In the Days Before Fridges: Vintage Photographs Show Butcher Shop Fronts In The Victorian Era – Design You Trust — Design Daily Since 2007

In the Days Before Fridges: Vintage Photographs Show Butcher Shop Fronts In The Victorian Era

Although the Victorian times might be remembered for dodgy health and safety and questionable pie fillings, the 19th century saw a huge shift for the local butcher. According to food historian Annie Gray: “Butchers were busier than ever as Britain urbanized rapidly, becoming the first country in the world where more people lived in towns than in the country in 1851.”

h/t: vintag.es

Victorians ate a lot of meat, and you could even say that we might owe the culture of nose-to-tail eating right down to them. Not one single part of the animal was wasted, with the animal divided in terms of cuts and their tenderness.

The upper classes bought large feasting joints, the bigger the better, for their three meals per day, each of which were based around meat. Bones were bought to flavor soups, and less meaty and less tender cuts were sold to the poor including salted fat for nutrition. There’s even stories of blood being sold by the pint for drinking – supposedly good for combatting Tuberculosis.

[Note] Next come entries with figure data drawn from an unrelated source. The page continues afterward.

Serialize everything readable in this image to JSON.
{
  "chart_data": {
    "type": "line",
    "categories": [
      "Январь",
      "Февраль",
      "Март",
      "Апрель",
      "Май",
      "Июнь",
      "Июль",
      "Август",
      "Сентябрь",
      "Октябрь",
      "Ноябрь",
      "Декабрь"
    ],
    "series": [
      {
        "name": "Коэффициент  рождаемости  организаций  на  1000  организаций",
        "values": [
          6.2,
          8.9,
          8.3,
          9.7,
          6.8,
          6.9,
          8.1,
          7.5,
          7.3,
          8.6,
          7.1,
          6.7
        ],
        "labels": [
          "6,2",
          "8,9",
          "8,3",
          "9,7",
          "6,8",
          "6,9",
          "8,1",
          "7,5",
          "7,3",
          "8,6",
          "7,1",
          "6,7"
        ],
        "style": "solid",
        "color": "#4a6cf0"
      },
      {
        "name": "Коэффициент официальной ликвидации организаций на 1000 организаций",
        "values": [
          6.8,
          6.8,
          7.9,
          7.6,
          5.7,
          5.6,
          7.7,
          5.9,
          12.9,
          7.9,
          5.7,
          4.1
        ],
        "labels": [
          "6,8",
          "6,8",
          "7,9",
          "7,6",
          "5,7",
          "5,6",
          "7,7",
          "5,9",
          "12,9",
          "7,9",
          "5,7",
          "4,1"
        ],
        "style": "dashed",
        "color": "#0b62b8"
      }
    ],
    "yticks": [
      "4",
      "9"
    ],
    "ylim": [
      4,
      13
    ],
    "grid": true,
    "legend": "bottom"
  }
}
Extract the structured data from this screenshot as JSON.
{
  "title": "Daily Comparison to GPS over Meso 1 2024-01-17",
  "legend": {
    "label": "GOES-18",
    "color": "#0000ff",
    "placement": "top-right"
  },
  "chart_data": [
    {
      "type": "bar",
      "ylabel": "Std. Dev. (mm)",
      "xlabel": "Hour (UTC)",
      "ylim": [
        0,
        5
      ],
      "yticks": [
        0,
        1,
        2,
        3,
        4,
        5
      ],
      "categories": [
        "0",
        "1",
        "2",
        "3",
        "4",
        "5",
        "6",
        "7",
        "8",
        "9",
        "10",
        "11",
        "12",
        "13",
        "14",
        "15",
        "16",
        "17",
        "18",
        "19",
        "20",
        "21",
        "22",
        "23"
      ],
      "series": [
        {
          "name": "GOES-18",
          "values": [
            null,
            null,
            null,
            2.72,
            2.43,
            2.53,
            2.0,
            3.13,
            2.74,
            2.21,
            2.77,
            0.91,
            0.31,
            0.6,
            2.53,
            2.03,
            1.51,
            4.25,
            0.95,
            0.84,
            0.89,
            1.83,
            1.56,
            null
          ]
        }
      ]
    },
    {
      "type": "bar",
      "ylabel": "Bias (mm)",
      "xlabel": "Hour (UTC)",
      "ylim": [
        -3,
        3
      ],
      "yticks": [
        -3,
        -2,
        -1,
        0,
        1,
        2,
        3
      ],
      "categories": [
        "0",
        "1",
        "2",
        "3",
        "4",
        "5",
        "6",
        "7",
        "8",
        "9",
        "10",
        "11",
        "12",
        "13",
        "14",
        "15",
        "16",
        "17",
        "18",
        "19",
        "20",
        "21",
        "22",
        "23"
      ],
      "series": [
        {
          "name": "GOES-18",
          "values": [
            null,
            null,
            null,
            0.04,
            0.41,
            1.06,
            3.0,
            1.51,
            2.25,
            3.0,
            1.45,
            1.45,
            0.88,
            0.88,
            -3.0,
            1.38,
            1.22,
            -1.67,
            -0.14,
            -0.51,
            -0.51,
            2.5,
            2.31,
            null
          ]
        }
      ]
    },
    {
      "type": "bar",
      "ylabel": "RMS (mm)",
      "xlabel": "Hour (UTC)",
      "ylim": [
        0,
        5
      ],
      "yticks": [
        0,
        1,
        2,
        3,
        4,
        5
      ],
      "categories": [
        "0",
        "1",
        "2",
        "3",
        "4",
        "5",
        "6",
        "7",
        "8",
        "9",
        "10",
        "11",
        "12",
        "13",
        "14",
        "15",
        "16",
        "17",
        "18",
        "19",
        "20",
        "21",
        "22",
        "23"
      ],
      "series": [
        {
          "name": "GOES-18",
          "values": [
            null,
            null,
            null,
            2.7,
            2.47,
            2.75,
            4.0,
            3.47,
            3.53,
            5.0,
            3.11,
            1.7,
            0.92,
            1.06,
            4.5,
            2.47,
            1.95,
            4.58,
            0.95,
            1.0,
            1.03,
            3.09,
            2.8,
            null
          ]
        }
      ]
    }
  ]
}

Shopping at the butcher was usually done daily, thanks to the lack of refrigeration. To combat this, salt preservation was huge, and helped to keep pieces of meat fresh for longer during warmer times. Things started to change a little towards the end of the century, when beef was kept in an ‘ice safe’, with ice delivered by the rather ominous sounding ‘ice man’ who delivered huge iceberg-like blocks one his horse drawn cart.

Animals taken to the butcher shop were brought from around an ever-growing London, in more rural areas, and drove through the city to markets where they were slaughtered on spot and sold, and believe us the demand was high.

The Victorian era was characterized by the ‘eat, drink and be merry’ attitude, with the main part of their diet based around meat consumption. Tables were stacked with feasting joints made to look gruesomely lifelike – whole rabbits, whole birds and legs of pork with trotters still attached, and game birds with the heads and legs still on.

Annie notes: ‘Eating meat continued to be a mark of prestige and wealth, especially roast meat, always carried out on a spit in front of an open fire.’